Here are the components in the compiler:

  • Preprocessor. For C-like languages, there are actually two phases of language analysis. The first is the preprocessor, which is essentially a textual transformation. We used to have separate preprocessors, but these days it's all integrated into the compiler proper. If you use -E to get preprocessor output, cc1plus is actually invoked twice, once to generate the preprocessed output and again to read that back in and continue.
  • Lexer. This piece is responsible for tokenizing the input. That is figuring out what's a number, an identifier, random punctuation, keyword.
  • Parser. This is the bit that understands the source language. It figures out what bits are declarations of variables, functions and the like. What an expression looks like, and figuring out what function a particular call resolves to. In C++-land it deals with template instantiation and what not.
  • Optimizers. There will be a whole bunch of optimizers, transforming the code to make it go faster or be smaller. There could be hundreds of different optimizations, all running in a particular order.
  • Target code generation.

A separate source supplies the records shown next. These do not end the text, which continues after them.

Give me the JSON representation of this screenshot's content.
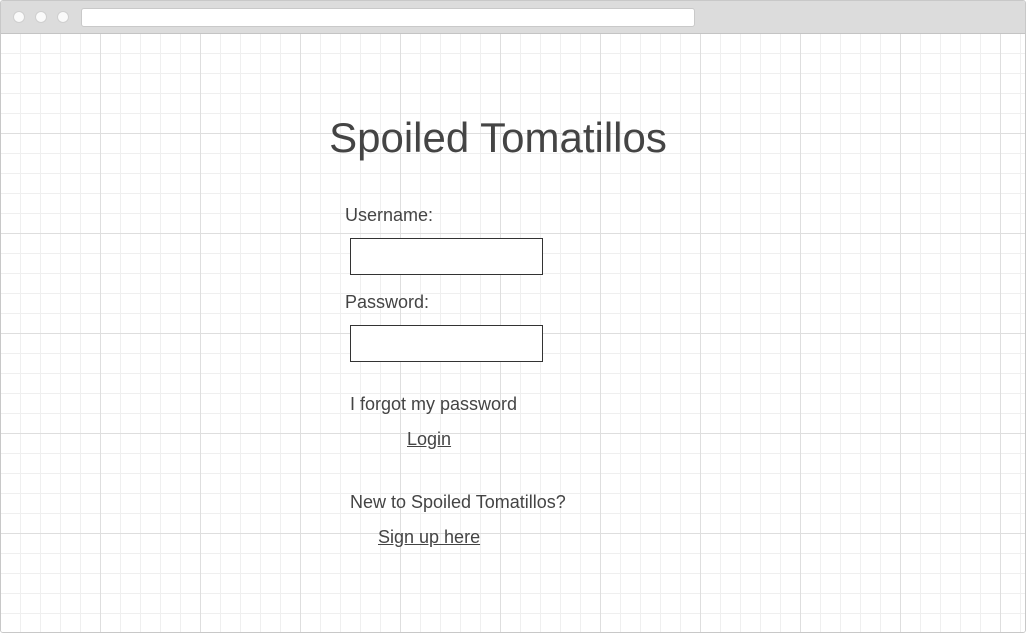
{
  "browser": {
    "address_bar_value": ""
  },
  "page": {
    "title": "Spoiled Tomatillos",
    "username_label": "Username:",
    "username_value": "",
    "password_label": "Password:",
    "password_value": "",
    "forgot_password_link": "I forgot my password",
    "login_button": "Login",
    "new_user_text": "New to Spoiled Tomatillos?",
    "signup_link": "Sign up here"
  }
}
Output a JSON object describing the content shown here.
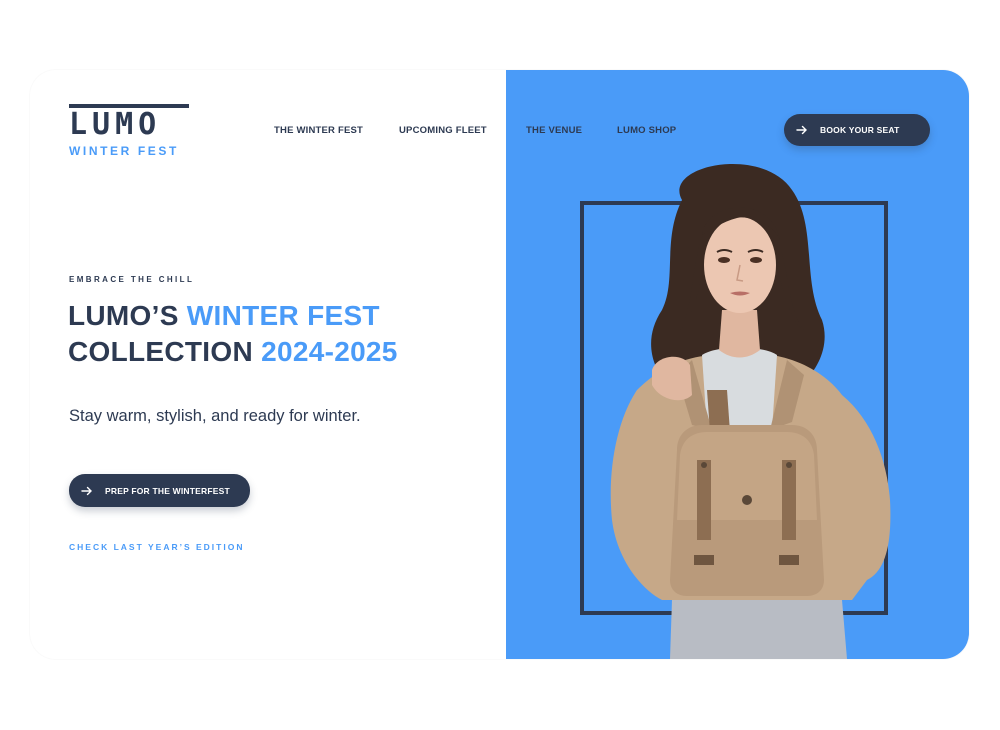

Towards the end of the compilation, we need to generate assembly code for the CPU we're targeting. One important piece here is register allocation. That figuring out which registers in the CPU can be used for each instruction.

As your program moves through these stages, it may be represented differently. The different stages are doing different things, so it's not unreasonable to think they may prefer different representations. Sadly, there is no Grand Unifying Representation. What's good for one stage can be really bad for another.